Internationaler Tag der Muttersprache

50 Prozent aller Sprachen sind vom Aussterben bedroht

Sorbische und deutsche Beschriftung eines Schildes

An der deutsch-polnischen Grenze lebt die Minderheit der Sorben, die eine eigene Sprachkultur besitzt. (Bild: j.budissin/Wikipedia unter CC BY-SA 3.0)

Weltweit gibt es mehr als 2.000 Sprachen, die von weniger als 10.000 Menschen gesprochen werden. Und die Anzahl sinkt ständig. Das Aussterben der Sprachen ist ein globales Problem, auf das der Internationale Tag der Muttersprache aufmerksam macht. Die Vernetzung und Vereinheitlichung in der heutigen Gesellschaft ist das größte Problem, mit dem Minderheitssprachen kämpfen. Prestigeträchtige Wörter aus dem englischen und spanischen Raum verdrängen lokale Bedeutungen und sukzessive gibt eine ganze Generation die eigene Herkunft auf.

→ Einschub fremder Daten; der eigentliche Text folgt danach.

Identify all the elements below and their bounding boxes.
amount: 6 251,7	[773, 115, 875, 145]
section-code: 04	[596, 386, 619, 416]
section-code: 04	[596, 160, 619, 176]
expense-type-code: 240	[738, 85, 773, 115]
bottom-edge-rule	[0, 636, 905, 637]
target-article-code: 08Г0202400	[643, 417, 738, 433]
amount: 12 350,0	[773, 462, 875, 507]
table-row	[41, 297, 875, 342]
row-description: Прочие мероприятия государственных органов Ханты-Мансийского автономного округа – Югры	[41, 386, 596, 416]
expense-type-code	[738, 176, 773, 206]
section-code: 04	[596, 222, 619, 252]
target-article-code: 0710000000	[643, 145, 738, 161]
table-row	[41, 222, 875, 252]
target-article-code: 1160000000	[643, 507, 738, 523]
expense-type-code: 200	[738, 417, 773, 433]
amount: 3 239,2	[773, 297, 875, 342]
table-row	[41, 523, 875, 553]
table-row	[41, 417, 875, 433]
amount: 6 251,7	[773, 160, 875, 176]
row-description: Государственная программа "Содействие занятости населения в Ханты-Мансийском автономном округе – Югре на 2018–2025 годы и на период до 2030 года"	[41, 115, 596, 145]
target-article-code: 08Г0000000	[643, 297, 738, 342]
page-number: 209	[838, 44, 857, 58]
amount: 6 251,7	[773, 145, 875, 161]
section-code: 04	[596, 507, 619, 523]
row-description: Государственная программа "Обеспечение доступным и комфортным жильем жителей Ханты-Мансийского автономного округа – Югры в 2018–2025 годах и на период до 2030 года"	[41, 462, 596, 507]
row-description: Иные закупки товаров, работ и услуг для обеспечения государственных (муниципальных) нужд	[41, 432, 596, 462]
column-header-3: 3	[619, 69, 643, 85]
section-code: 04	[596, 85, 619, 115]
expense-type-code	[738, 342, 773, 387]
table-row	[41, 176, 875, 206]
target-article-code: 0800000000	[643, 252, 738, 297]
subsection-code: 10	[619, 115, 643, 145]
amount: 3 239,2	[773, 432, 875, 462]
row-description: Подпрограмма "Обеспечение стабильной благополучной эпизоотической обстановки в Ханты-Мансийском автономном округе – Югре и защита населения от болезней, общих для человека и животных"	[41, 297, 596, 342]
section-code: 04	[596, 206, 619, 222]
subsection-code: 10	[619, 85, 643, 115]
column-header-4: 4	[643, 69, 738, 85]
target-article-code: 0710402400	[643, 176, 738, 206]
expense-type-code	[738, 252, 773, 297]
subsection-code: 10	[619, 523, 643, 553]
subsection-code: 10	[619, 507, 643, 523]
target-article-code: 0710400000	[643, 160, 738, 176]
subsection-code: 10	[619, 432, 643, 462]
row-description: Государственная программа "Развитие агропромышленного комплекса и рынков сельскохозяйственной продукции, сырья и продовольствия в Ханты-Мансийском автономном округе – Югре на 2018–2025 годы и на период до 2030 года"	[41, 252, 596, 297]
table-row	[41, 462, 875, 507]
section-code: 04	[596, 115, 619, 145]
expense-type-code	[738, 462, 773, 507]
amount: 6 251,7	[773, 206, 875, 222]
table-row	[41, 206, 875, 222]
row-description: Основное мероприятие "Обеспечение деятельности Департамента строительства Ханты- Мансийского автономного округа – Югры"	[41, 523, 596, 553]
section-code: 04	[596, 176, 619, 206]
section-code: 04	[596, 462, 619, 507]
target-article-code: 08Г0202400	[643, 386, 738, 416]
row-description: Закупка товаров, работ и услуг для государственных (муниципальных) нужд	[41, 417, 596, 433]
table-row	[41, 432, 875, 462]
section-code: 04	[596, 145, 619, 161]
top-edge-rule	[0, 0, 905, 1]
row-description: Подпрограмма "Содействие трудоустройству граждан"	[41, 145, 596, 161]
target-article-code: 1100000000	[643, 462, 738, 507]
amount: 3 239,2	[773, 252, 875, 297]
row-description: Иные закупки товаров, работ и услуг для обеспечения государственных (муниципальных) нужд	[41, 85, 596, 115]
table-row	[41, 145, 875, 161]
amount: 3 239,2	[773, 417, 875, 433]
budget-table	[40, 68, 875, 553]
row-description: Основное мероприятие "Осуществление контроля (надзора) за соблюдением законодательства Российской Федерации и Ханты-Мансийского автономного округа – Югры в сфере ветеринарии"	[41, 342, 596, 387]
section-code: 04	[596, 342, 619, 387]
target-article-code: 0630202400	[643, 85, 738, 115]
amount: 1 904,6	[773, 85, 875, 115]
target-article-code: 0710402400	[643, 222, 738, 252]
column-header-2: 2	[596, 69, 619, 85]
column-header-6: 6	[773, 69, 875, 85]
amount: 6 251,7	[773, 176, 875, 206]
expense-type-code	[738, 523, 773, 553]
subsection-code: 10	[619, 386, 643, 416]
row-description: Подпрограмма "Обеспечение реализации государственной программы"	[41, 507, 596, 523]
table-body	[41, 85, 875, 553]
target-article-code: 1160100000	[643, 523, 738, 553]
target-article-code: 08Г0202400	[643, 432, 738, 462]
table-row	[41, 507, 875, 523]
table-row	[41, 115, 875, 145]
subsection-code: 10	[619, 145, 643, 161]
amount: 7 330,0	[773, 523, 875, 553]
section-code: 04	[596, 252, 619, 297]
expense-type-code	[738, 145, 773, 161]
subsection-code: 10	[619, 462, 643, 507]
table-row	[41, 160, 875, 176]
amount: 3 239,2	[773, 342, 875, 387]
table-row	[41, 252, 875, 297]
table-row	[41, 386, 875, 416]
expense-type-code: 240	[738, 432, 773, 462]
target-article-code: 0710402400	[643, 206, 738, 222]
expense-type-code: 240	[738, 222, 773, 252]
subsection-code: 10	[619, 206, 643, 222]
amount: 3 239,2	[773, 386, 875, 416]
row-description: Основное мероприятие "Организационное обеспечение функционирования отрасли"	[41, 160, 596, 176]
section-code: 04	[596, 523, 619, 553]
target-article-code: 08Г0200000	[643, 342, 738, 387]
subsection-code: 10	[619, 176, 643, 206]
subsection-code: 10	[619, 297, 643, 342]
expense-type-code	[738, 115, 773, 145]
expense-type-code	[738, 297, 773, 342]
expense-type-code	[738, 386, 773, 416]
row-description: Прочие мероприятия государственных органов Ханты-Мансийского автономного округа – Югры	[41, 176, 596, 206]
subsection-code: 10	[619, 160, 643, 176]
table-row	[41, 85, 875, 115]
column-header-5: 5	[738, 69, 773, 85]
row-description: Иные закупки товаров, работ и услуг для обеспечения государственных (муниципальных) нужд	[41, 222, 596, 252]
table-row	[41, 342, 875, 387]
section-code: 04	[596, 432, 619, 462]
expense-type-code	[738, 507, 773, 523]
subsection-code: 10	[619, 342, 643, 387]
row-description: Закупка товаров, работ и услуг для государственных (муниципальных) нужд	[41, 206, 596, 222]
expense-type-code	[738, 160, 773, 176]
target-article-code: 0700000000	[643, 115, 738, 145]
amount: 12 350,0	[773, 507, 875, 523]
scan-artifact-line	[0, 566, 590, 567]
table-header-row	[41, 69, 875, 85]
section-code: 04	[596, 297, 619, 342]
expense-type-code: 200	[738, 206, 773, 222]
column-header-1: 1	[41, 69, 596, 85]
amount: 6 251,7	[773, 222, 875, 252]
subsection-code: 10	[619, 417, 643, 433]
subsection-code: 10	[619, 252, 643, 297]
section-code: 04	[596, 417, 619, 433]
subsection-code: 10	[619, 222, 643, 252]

Mediale Präsenz für Minderheiten

Früher starben Sprachen vor allem durch Genozide und Katastrophen, heute kommt das in dieser Art nicht mehr vor. Rettung gibt es für die lokalen Sprecharten meist nicht. Einzig eine konsequente Präsenz auf verschiedenen Ebenen kann Abhilfe schaffen. Wahl- oder Pflichtfächer in den Schulen, Aufmerksamkeit in den lokalen Medien und das Konservieren spezieller Wörter und grammatikalischer Regeln könnten das Aussterben stoppen. Vor allem der letzte Punkt hilft späteren Generationen, die eigene Herkunft besser zu verstehen und eine Kultur zu erhalten.

Gerade am Internationalen Tag der Muttersprache kann sich jeder einfach der Minderheitssprachen besinnen, die es auch in der eigenen Region gibt. In Deutschland stehen ebenfalls mehrere Sprachen vor dem endgültigen Aus. Besonders die Sorben im Osten der Republik kämpfen für den Erhalt ihrer Kultur. Dazu kommt die Minderheit des Saterfriesischen, das nur noch von 2.000 Menschen gesprochen wird. Die Ostfriesen steuerten allerdings effizient gegen das Aussterben an. Heute lernen die Kinder ihren kulturellen Hintergrund wieder in der Schule, ein Weg, der als Beispiel für andere Minderheitssprachen und Dialekte gelten kann.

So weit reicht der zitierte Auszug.